FILME IMPRESCINDÍVEL: Minha Mãe é uma Peça: O Filme (2013), o primeiro de uma carreira repleta de sucessos
PRIMEIRO FILME: A Guerra dos Rocha (2008), no qual fez uma ponta como funcionário do IML
ÚLTIMO FILME: Minha Mãe é uma Peça 3 (2019), que foi também seu maior sucesso de bilheteria
FILME ESQUECÍVEL: Xuxa em O Mistério de Feiurinha (2009), de Tizuka Yamasaki, no qual não chega nem a ser um coadjuvante de destaque. Ainda assim, o longa teve 1,1 milhão de espectadores
GUILTY PLEASURE: Vai Que Cola: O Filme (2015), no qual interpreta uma figura muito próxima de quem ele era fora das telas, além de aparecer ao lado de alguns dos seus principais colegas, como Marcus Majella, Cacau Protásio e Samantha Schmütz
FILMES PERDIDOS: Paulo Gustavo tinha dois filmes engatilhados, que foram interrompidos pelo início da pandemia do Covid-19: 220 Volts: O Filme e Agente Especial. Não há confirmação se ambos chegaram a ser filmados ou não.

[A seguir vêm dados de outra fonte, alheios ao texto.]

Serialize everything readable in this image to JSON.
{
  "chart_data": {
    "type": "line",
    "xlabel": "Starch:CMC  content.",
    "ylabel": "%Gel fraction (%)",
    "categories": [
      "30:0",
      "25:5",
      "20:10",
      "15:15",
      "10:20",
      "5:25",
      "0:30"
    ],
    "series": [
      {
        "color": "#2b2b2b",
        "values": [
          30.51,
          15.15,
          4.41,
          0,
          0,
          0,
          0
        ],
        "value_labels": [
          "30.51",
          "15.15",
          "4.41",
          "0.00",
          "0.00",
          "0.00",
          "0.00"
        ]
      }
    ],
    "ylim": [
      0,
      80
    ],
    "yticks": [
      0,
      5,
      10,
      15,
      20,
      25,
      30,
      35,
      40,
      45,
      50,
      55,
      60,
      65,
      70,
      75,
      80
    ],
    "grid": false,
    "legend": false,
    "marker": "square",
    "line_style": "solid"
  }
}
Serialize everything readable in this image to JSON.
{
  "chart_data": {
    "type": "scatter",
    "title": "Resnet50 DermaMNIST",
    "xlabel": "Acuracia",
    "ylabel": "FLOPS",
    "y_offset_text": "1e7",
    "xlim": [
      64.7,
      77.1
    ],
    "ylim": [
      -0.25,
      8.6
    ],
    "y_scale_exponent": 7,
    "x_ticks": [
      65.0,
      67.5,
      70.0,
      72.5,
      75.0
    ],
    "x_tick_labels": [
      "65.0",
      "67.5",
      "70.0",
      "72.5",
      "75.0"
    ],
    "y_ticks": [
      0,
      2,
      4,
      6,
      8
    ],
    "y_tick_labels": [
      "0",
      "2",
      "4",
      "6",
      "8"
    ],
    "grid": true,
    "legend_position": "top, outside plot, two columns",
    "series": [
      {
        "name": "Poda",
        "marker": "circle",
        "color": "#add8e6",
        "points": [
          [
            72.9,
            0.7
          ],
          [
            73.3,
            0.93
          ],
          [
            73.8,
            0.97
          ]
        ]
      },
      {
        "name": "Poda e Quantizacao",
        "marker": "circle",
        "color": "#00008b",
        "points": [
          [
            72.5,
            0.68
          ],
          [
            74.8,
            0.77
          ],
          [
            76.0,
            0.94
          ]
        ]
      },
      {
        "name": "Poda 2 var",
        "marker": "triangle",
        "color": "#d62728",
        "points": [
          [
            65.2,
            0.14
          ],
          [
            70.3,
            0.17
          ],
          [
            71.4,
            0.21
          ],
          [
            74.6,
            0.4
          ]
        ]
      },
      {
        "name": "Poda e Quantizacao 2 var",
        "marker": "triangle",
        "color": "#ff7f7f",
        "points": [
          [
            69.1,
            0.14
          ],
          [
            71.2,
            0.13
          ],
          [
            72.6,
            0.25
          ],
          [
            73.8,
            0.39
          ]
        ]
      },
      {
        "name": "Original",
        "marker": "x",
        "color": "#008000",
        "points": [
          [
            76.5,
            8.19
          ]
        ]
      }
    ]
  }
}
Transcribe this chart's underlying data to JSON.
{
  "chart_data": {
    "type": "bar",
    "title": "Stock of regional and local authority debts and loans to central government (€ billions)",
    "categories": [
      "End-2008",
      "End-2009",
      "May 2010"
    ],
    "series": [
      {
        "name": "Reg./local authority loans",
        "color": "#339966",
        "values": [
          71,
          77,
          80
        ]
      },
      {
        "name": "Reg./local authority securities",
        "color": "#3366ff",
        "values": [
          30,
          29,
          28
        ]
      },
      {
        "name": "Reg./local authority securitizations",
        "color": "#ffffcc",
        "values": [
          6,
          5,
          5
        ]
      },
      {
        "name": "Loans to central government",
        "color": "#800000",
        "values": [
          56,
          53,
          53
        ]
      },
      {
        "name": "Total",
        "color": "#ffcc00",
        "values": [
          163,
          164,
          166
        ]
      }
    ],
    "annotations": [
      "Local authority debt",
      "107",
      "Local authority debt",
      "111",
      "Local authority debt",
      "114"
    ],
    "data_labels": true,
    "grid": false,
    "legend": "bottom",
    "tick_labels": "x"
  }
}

PAPEL FAVORITO: Dona Hermínia, é claro, estrela maior da trilogia Minha Mãe é uma Peça
PREMIAÇÕES: ganhou o Grande Prêmio do Cinema Brasileiro na categoria de Melhor Roteiro Adaptado por Minha Mãe é uma Peça 2 (2016). Havia concorrido, na mesma categoria, por Minha Mãe é uma Peça: O Filme (2013).
FRASE INESQUECÍVEL: “Diga o quanto você ama a quem você ama. Mas não fica só na declaração, gente. Ame na prática, na ação. Amar é ação. Amar é arte”.